Sunday, February 19, 2017
Another view of the Witching Tree on Hallowmere playing fields, framed against the Horsingdon skyline. There appears to be a spherical object to the right of the photo which I don't recall seeing when the picture was taken, as well as the faint image of spectral plumes rising from the landscape. Perhaps more chillingly, just below the branches on the lower left-hand side of the image, one can just make out what seems to see the vague impression of what looks to be the tortuously-stretched likeness of the eyes, nose and mouth of a human face.
Saturday, February 18, 2017
Evidence of ritualistic activities discovered during a recent visit to Horsingdon Woods, in the vicinity of the wych elm; indeed, modernity’s incursions into the region have had little or no impact upon the practice of witchcraft and the keeping of the Old Ways amongst some sectors of the population.
Note the intersection of the logs into a cross-like shape. Certain traditions hold that, during the Christian era, the cross or crucifix was typically trampled upon as part of the rites of witchcraft. This was less an embrasure of the Devil and all His works, and more a political act: the rejection of a false teleological futurity which welcomed apocalypse in favour of a timeless, traditionalistic primordialism (equally problematic in its own way). Either way, these are the artificial ways and doctrines of a species which mistakenly thinks itself significant in relation to topographies which are, in fact, wholly indifferent.

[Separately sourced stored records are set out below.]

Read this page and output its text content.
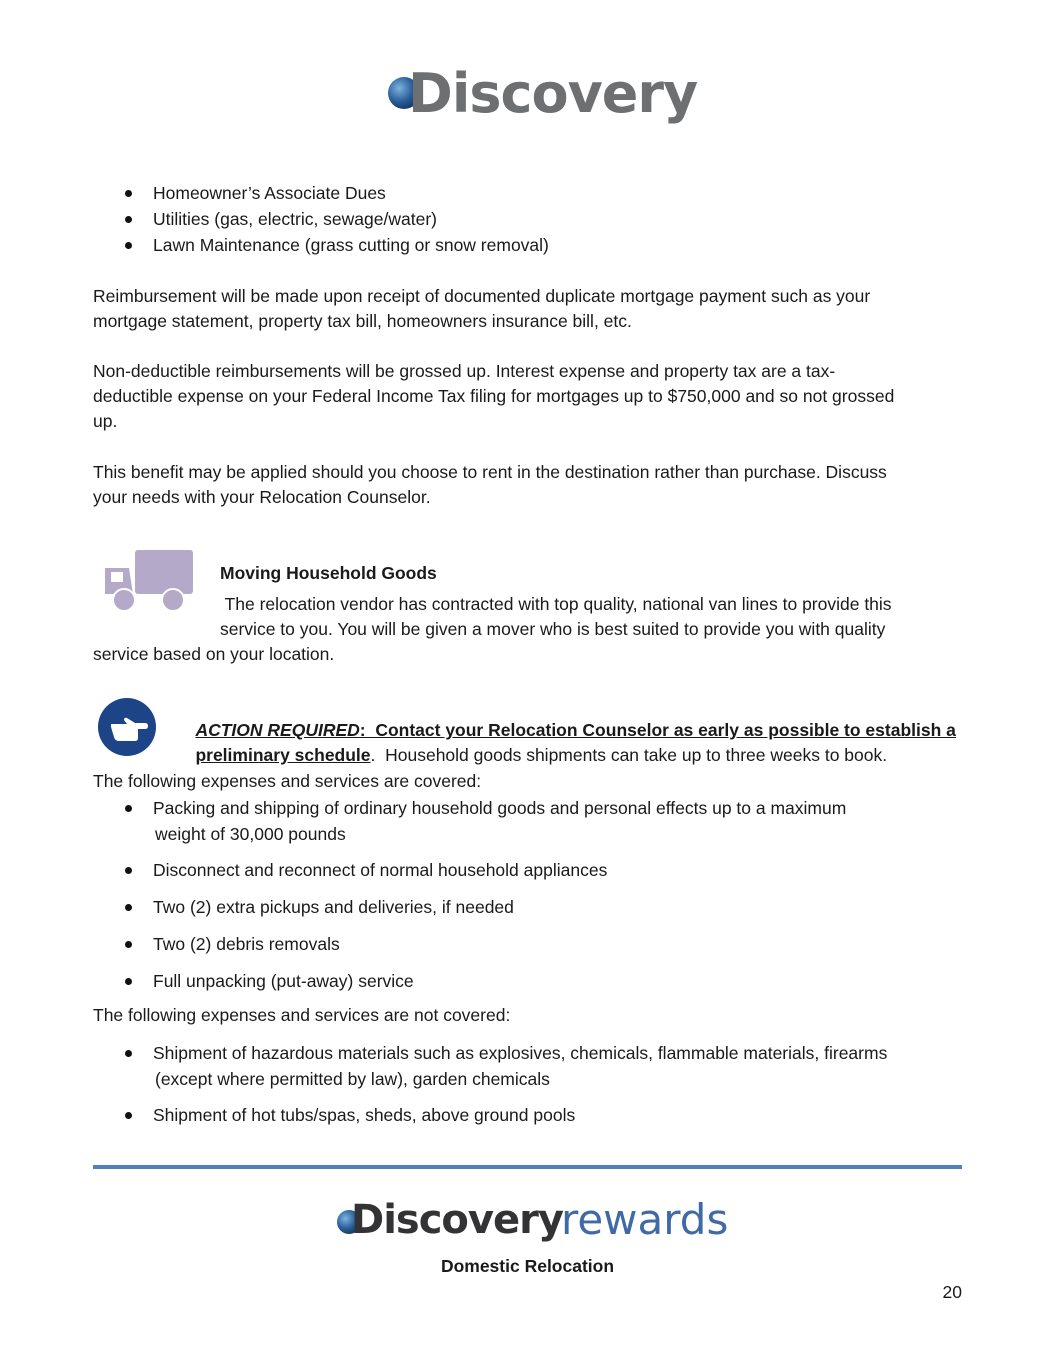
Discovery
Homeowner’s Associate Dues
Utilities (gas, electric, sewage/water)
Lawn Maintenance (grass cutting or snow removal)
Reimbursement will be made upon receipt of documented duplicate mortgage payment such as your
mortgage statement, property tax bill, homeowners insurance bill, etc.
Non-deductible reimbursements will be grossed up. Interest expense and property tax are a tax-
deductible expense on your Federal Income Tax filing for mortgages up to $750,000 and so not grossed
up.
This benefit may be applied should you choose to rent in the destination rather than purchase. Discuss
your needs with your Relocation Counselor.
Moving Household Goods
The relocation vendor has contracted with top quality, national van lines to provide this
service to you. You will be given a mover who is best suited to provide you with quality
service based on your location.

ACTION REQUIRED:  Contact your Relocation Counselor as early as possible to establish a

preliminary schedule.  Household goods shipments can take up to three weeks to book.

The following expenses and services are covered:
Packing and shipping of ordinary household goods and personal effects up to a maximum
weight of 30,000 pounds
Disconnect and reconnect of normal household appliances
Two (2) extra pickups and deliveries, if needed
Two (2) debris removals
Full unpacking (put-away) service
The following expenses and services are not covered:
Shipment of hazardous materials such as explosives, chemicals, flammable materials, firearms
(except where permitted by law), garden chemicals
Shipment of hot tubs/spas, sheds, above ground pools
Discovery
rewards
Domestic Relocation
20
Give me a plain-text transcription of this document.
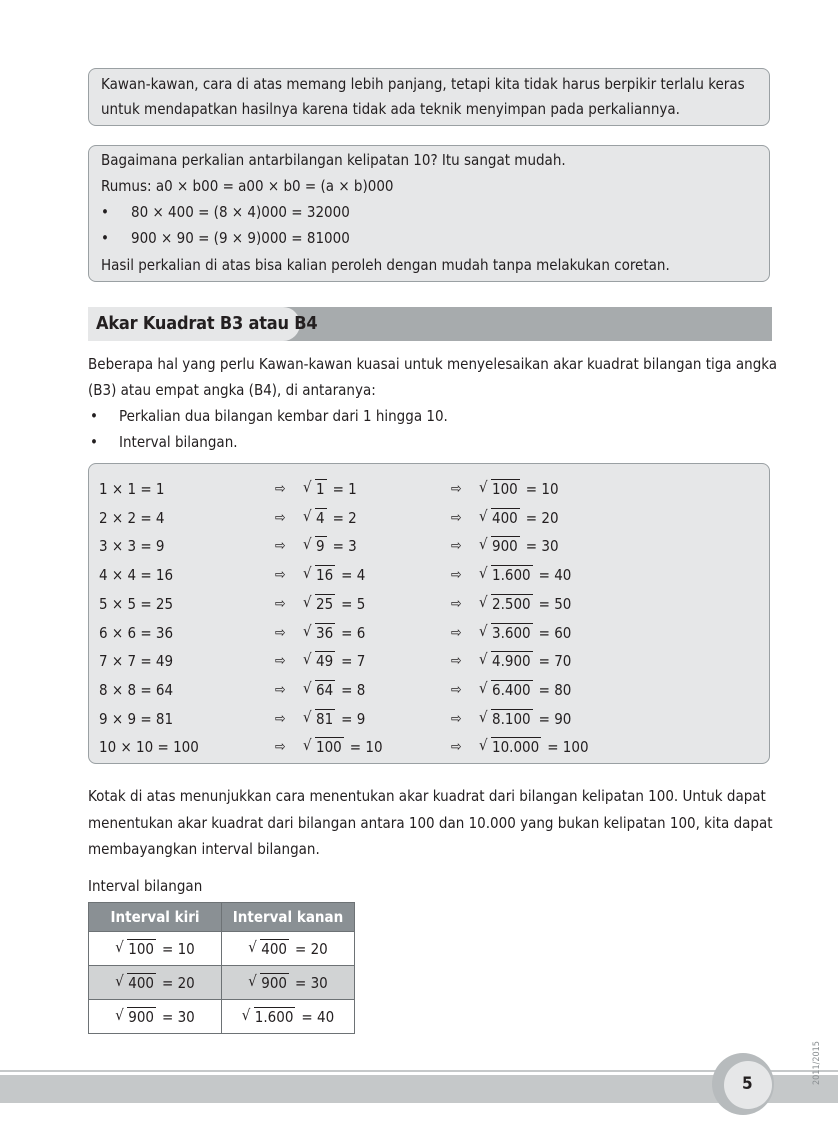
Kawan-kawan, cara di atas memang lebih panjang, tetapi kita tidak harus berpikir terlalu keras
untuk mendapatkan hasilnya karena tidak ada teknik menyimpan pada perkaliannya.
Bagaimana perkalian antarbilangan kelipatan 10? Itu sangat mudah.
Rumus: a0 × b00 = a00 × b0 = (a × b)000
• 80 × 400 = (8 × 4)000 = 32000
• 900 × 90 = (9 × 9)000 = 81000
Hasil perkalian di atas bisa kalian peroleh dengan mudah tanpa melakukan coretan.
Akar Kuadrat B3 atau B4
Beberapa hal yang perlu Kawan-kawan kuasai untuk menyelesaikan akar kuadrat bilangan tiga angka
(B3) atau empat angka (B4), di antaranya:
• Perkalian dua bilangan kembar dari 1 hingga 10.
• Interval bilangan.
1 × 1 = 1	⇨ √ 1 = 1	⇨ √ 100 = 10
2 × 2 = 4	⇨ √ 4 = 2	⇨ √ 400 = 20
3 × 3 = 9	⇨ √ 9 = 3	⇨ √ 900 = 30
4 × 4 = 16	⇨ √ 16 = 4	⇨ √ 1.600 = 40
5 × 5 = 25	⇨ √ 25 = 5	⇨ √ 2.500 = 50
6 × 6 = 36	⇨ √ 36 = 6	⇨ √ 3.600 = 60
7 × 7 = 49	⇨ √ 49 = 7	⇨ √ 4.900 = 70
8 × 8 = 64	⇨ √ 64 = 8	⇨ √ 6.400 = 80
9 × 9 = 81	⇨ √ 81 = 9	⇨ √ 8.100 = 90
10 × 10 = 100	⇨ √ 100 = 10	⇨ √ 10.000 = 100
Kotak di atas menunjukkan cara menentukan akar kuadrat dari bilangan kelipatan 100. Untuk dapat
menentukan akar kuadrat dari bilangan antara 100 dan 10.000 yang bukan kelipatan 100, kita dapat
membayangkan interval bilangan.
Interval bilangan
Interval kiri	Interval kanan

√ 100 = 10	√ 400 = 20

√ 400 = 20	√ 900 = 30

√ 900 = 30	√ 1.600 = 40
5	2011/2015
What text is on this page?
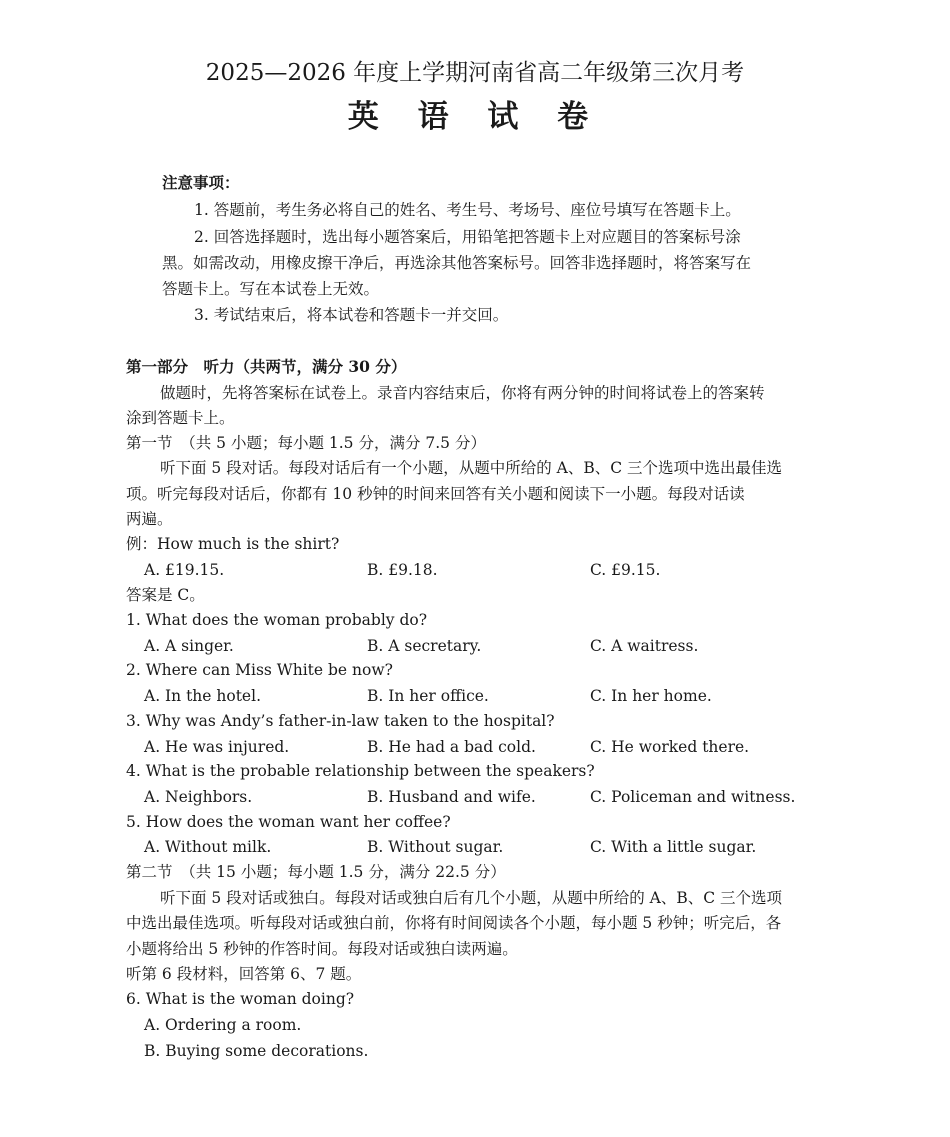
2025—2026 年度上学期河南省高二年级第三次月考
英 语 试 卷
注意事项：
1. 答题前，考生务必将自己的姓名、考生号、考场号、座位号填写在答题卡上。
2. 回答选择题时，选出每小题答案后，用铅笔把答题卡上对应题目的答案标号涂
黑。如需改动，用橡皮擦干净后，再选涂其他答案标号。回答非选择题时，将答案写在
答题卡上。写在本试卷上无效。
3. 考试结束后，将本试卷和答题卡一并交回。
第一部分　听力（共两节，满分 30 分）
做题时，先将答案标在试卷上。录音内容结束后，你将有两分钟的时间将试卷上的答案转
涂到答题卡上。
第一节　（共 5 小题；每小题 1.5 分，满分 7.5 分）
听下面 5 段对话。每段对话后有一个小题，从题中所给的 A、B、C 三个选项中选出最佳选
项。听完每段对话后，你都有 10 秒钟的时间来回答有关小题和阅读下一小题。每段对话读
两遍。
例：How much is the shirt?
A. £19.15.	B. £9.18.	C. £9.15.
答案是 C。
1. What does the woman probably do?
A. A singer.	B. A secretary.	C. A waitress.
2. Where can Miss White be now?
A. In the hotel.	B. In her office.	C. In her home.
3. Why was Andy’s father-in-law taken to the hospital?
A. He was injured.	B. He had a bad cold.	C. He worked there.
4. What is the probable relationship between the speakers?
A. Neighbors.	B. Husband and wife.	C. Policeman and witness.
5. How does the woman want her coffee?
A. Without milk.	B. Without sugar.	C. With a little sugar.
第二节　（共 15 小题；每小题 1.5 分，满分 22.5 分）
听下面 5 段对话或独白。每段对话或独白后有几个小题，从题中所给的 A、B、C 三个选项
中选出最佳选项。听每段对话或独白前，你将有时间阅读各个小题，每小题 5 秒钟；听完后，各
小题将给出 5 秒钟的作答时间。每段对话或独白读两遍。
听第 6 段材料，回答第 6、7 题。
6. What is the woman doing?
A. Ordering a room.
B. Buying some decorations.
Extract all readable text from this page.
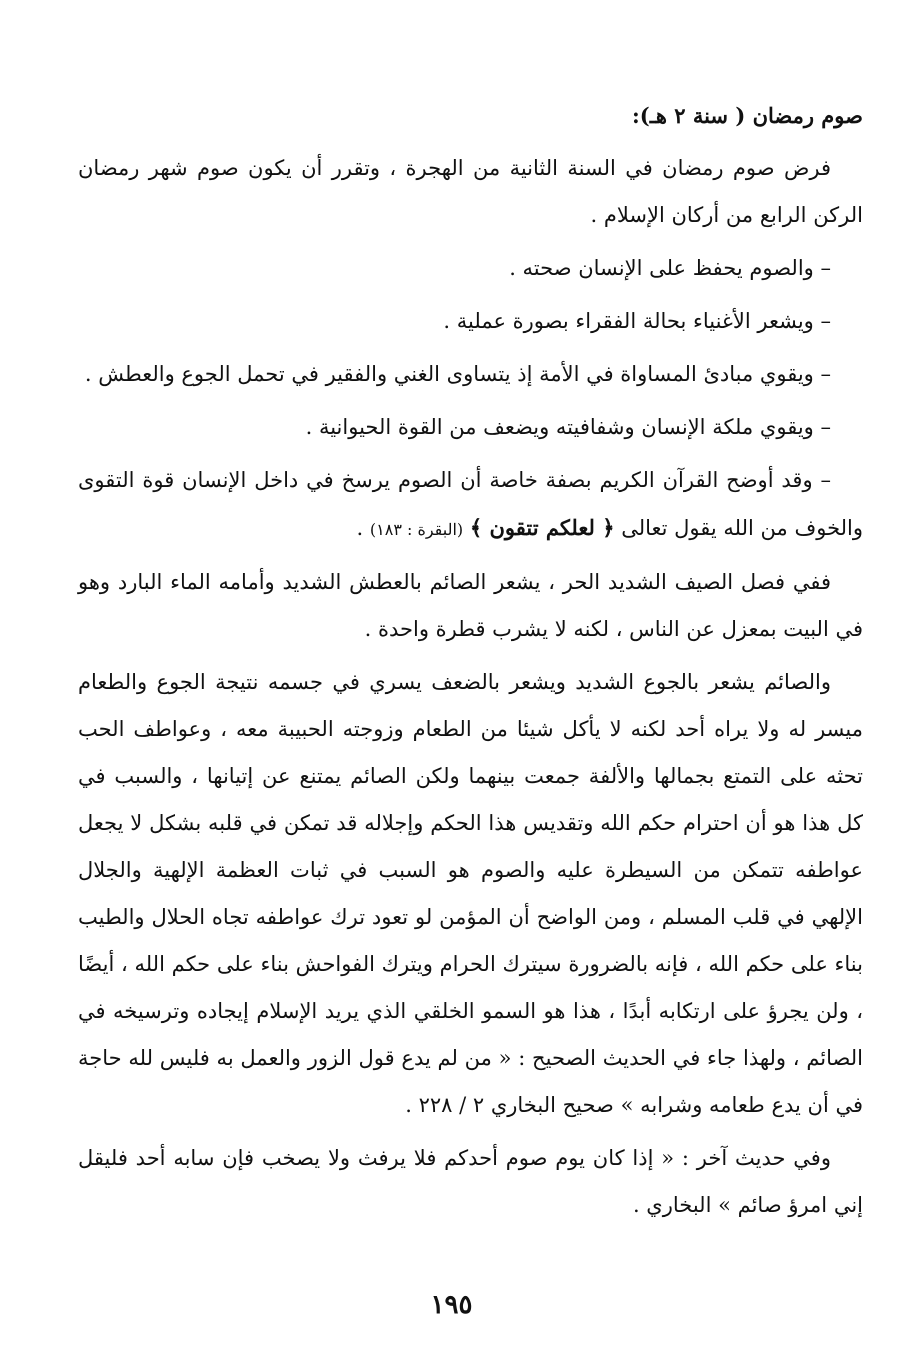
صوم رمضان ( سنة ٢ هـ):

فرض صوم رمضان في السنة الثانية من الهجرة ، وتقرر أن يكون صوم شهر رمضان الركن الرابع من أركان الإسلام .

– والصوم يحفظ على الإنسان صحته .

– ويشعر الأغنياء بحالة الفقراء بصورة عملية .

– ويقوي مبادئ المساواة في الأمة إذ يتساوى الغني والفقير في تحمل الجوع والعطش .

– ويقوي ملكة الإنسان وشفافيته ويضعف من القوة الحيوانية .

– وقد أوضح القرآن الكريم بصفة خاصة أن الصوم يرسخ في داخل الإنسان قوة التقوى والخوف من الله يقول تعالى ﴿ لعلكم تتقون ﴾ (البقرة : ١٨٣) .

ففي فصل الصيف الشديد الحر ، يشعر الصائم بالعطش الشديد وأمامه الماء البارد وهو في البيت بمعزل عن الناس ، لكنه لا يشرب قطرة واحدة .

والصائم يشعر بالجوع الشديد ويشعر بالضعف يسري في جسمه نتيجة الجوع والطعام ميسر له ولا يراه أحد لكنه لا يأكل شيئا من الطعام وزوجته الحبيبة معه ، وعواطف الحب تحثه على التمتع بجمالها والألفة جمعت بينهما ولكن الصائم يمتنع عن إتيانها ، والسبب في كل هذا هو أن احترام حكم الله وتقديس هذا الحكم وإجلاله قد تمكن في قلبه بشكل لا يجعل عواطفه تتمكن من السيطرة عليه والصوم هو السبب في ثبات العظمة الإلهية والجلال الإلهي في قلب المسلم ، ومن الواضح أن المؤمن لو تعود ترك عواطفه تجاه الحلال والطيب بناء على حكم الله ، فإنه بالضرورة سيترك الحرام ويترك الفواحش بناء على حكم الله ، أيضًا ، ولن يجرؤ على ارتكابه أبدًا ، هذا هو السمو الخلقي الذي يريد الإسلام إيجاده وترسيخه في الصائم ، ولهذا جاء في الحديث الصحيح : « من لم يدع قول الزور والعمل به فليس لله حاجة في أن يدع طعامه وشرابه » صحيح البخاري ٢ / ٢٢٨ .

وفي حديث آخر : « إذا كان يوم صوم أحدكم فلا يرفث ولا يصخب فإن سابه أحد فليقل إني امرؤ صائم » البخاري .

١٩٥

As far as humanity is concerned, there are no ideological victors when it comes to the Horsingdon landscape, or to the Powers that inhabit it, or to the infinite worlds with which it intersects.
Friday, February 17, 2017
My attempt to take a photo of the wych elm in Horsingdon Woods from which Mrs Bennett was hanged: the tree appears to be framed by an aura of strange light, and it seems as if the background of the photo is fragmenting or collapsing into some sort of constellation of fuzzy fractals - as if this tree and its clearing is a point of intersection with some other, terrifying unreality.